TylerDurden said:
The rest of the field is mostly riding upright and aerodynamics can be regarded as more of a constant than weight can.
No it can't. Weight is a constant because it's similar for all of us and it never changes. Aerodynamic drag varies dramatically depending on speed, and is also affected by temperature, elevation, rider's size/stance/clothing, etc.
Remember that our bikes are not rocket-ships. Let's say you have a rocket-wheel like this:
...where the propellant is in the blue tank in the center of the wheel. It's emitted under pressure through the red tube, firing in the direction of the red arrow and causing the wheel to spin in the direction of the black arrow.
If you turned your bike upside-down and just let this wheel spin freely, it would spin at an extremely high rate as there's very little limiting its speed. Its acceleration would be very linear in other words -- after 10 seconds it'd be spinning at roughly twice the speed it was spinning after 5 seconds.

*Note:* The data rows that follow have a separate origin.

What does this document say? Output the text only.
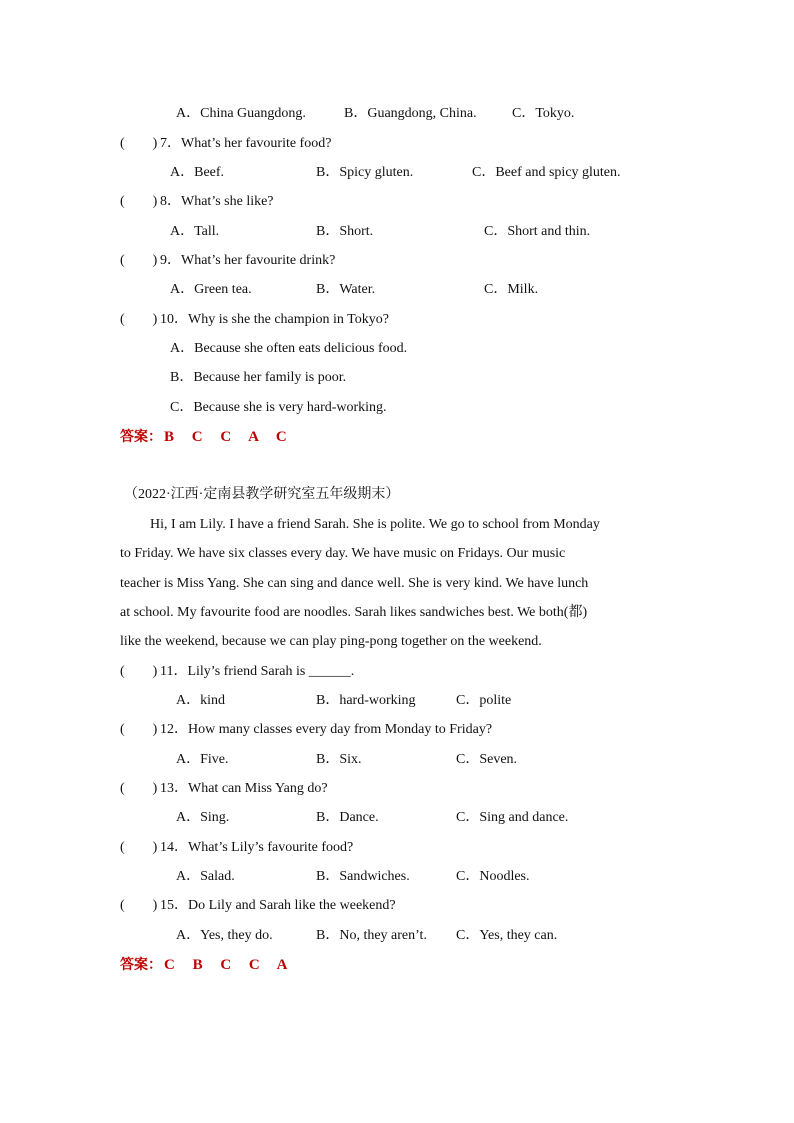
A．China Guangdong.	B．Guangdong, China.	C．Tokyo.
(　　) 7．What’s her favourite food?
A．Beef.	B．Spicy gluten.	C．Beef and spicy gluten.
(　　) 8．What’s she like?
A．Tall.	B．Short.	C．Short and thin.
(　　) 9．What’s her favourite drink?
A．Green tea.	B．Water.	C．Milk.
(　　) 10．Why is she the champion in Tokyo?
A．Because she often eats delicious food.
B．Because her family is poor.
C．Because she is very hard-working.
答案： B C C A C
（2022·江西·定南县教学研究室五年级期末）
Hi, I am Lily. I have a friend Sarah. She is polite. We go to school from Monday
to Friday. We have six classes every day. We have music on Fridays. Our music
teacher is Miss Yang. She can sing and dance well. She is very kind. We have lunch
at school. My favourite food are noodles. Sarah likes sandwiches best. We both(都)
like the weekend, because we can play ping-pong together on the weekend.
(　　) 11．Lily’s friend Sarah is ______.
A．kind	B．hard-working	C．polite
(　　) 12．How many classes every day from Monday to Friday?
A．Five.	B．Six.	C．Seven.
(　　) 13．What can Miss Yang do?
A．Sing.	B．Dance.	C．Sing and dance.
(　　) 14．What’s Lily’s favourite food?
A．Salad.	B．Sandwiches.	C．Noodles.
(　　) 15．Do Lily and Sarah like the weekend?
A．Yes, they do.	B．No, they aren’t. C．Yes, they can.
答案： C B C C A
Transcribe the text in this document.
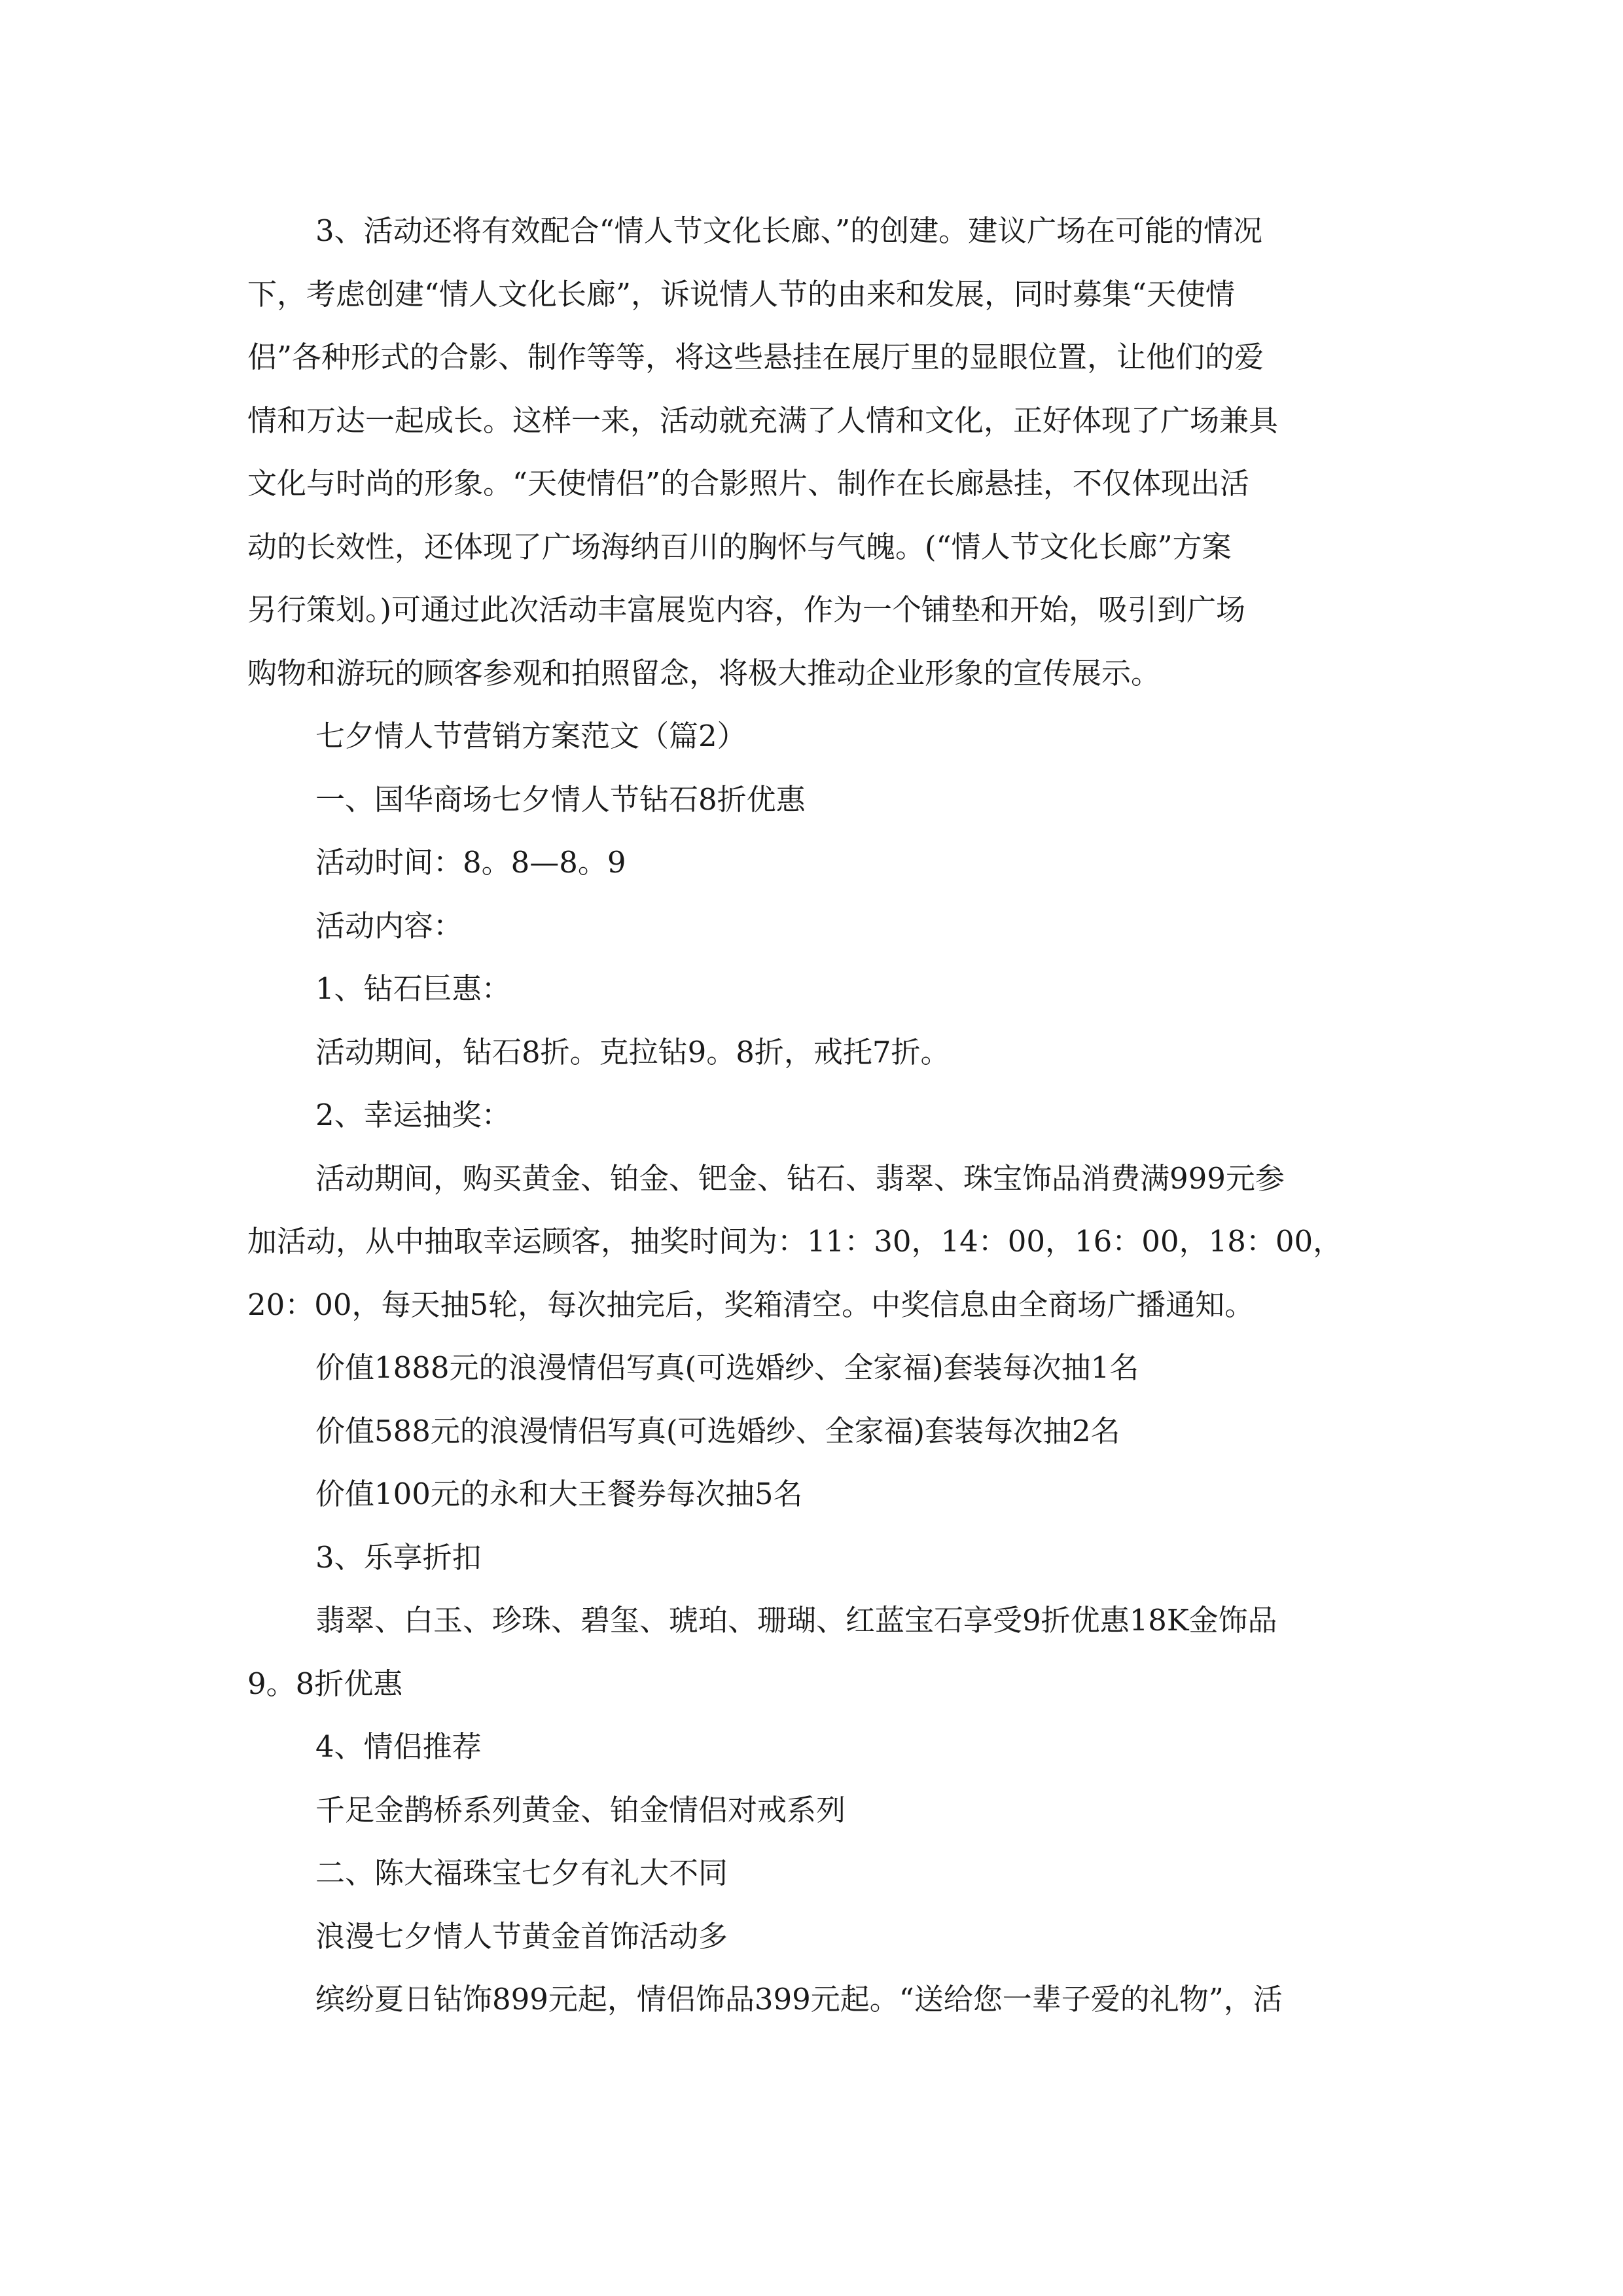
3、活动还将有效配合“情人节文化长廊、”的创建。建议广场在可能的情况
下，考虑创建“情人文化长廊”，诉说情人节的由来和发展，同时募集“天使情
侣”各种形式的合影、制作等等，将这些悬挂在展厅里的显眼位置，让他们的爱
情和万达一起成长。这样一来，活动就充满了人情和文化，正好体现了广场兼具
文化与时尚的形象。“天使情侣”的合影照片、制作在长廊悬挂，不仅体现出活
动的长效性，还体现了广场海纳百川的胸怀与气魄。(“情人节文化长廊”方案
另行策划。)可通过此次活动丰富展览内容，作为一个铺垫和开始，吸引到广场
购物和游玩的顾客参观和拍照留念，将极大推动企业形象的宣传展示。
七夕情人节营销方案范文（篇2）
一、国华商场七夕情人节钻石8折优惠
活动时间：8。8—8。9
活动内容：
1、钻石巨惠：
活动期间，钻石8折。克拉钻9。8折，戒托7折。
2、幸运抽奖：
活动期间，购买黄金、铂金、钯金、钻石、翡翠、珠宝饰品消费满999元参
加活动，从中抽取幸运顾客，抽奖时间为：11：30，14：00，16：00，18：00，
20：00，每天抽5轮，每次抽完后，奖箱清空。中奖信息由全商场广播通知。
价值1888元的浪漫情侣写真(可选婚纱、全家福)套装每次抽1名
价值588元的浪漫情侣写真(可选婚纱、全家福)套装每次抽2名
价值100元的永和大王餐券每次抽5名
3、乐享折扣
翡翠、白玉、珍珠、碧玺、琥珀、珊瑚、红蓝宝石享受9折优惠18K金饰品
9。8折优惠
4、情侣推荐
千足金鹊桥系列黄金、铂金情侣对戒系列
二、陈大福珠宝七夕有礼大不同
浪漫七夕情人节黄金首饰活动多
缤纷夏日钻饰899元起，情侣饰品399元起。“送给您一辈子爱的礼物”，活
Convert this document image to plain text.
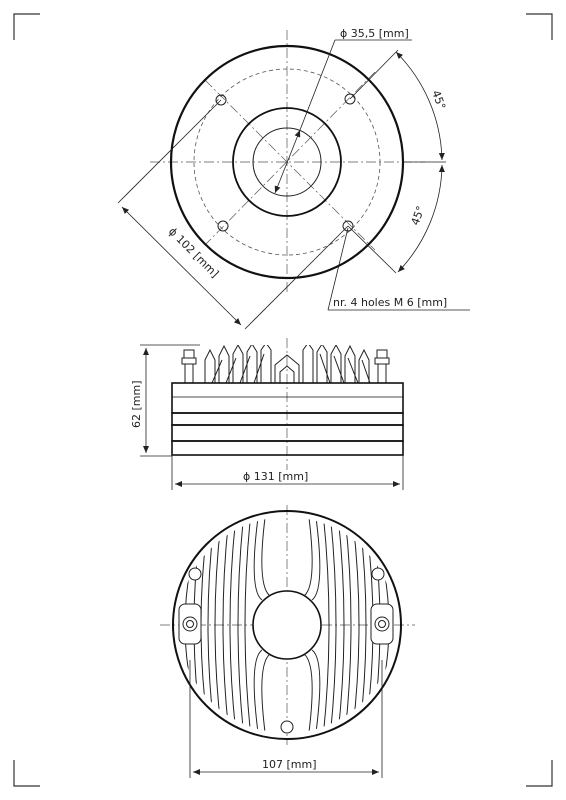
ϕ 35,5 [mm]
ϕ 102 [mm]
45°
45°
nr. 4 holes M 6 [mm]
62 [mm]
ϕ 131 [mm]
107 [mm]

But turn your bike back over and try running with this, and all that weight would significantly affect acceleration, plus air/rolling resistance would limit the top speed, especially if the wheel's thrust is very low. It might not even start moving at all.
An electric motor, on the other hand, behaves totally differently. Turning the bike upside-down and running the motor, the wheel does *not* increase in speed at a linear rate; the acceleration decreases until the wheel hits a fairly low max speed. In my case at 48V, it's 360 RPM. But there's alot of thrust, so turning the bike back around and actually riding it, the maximum speed is 60% of its previous value.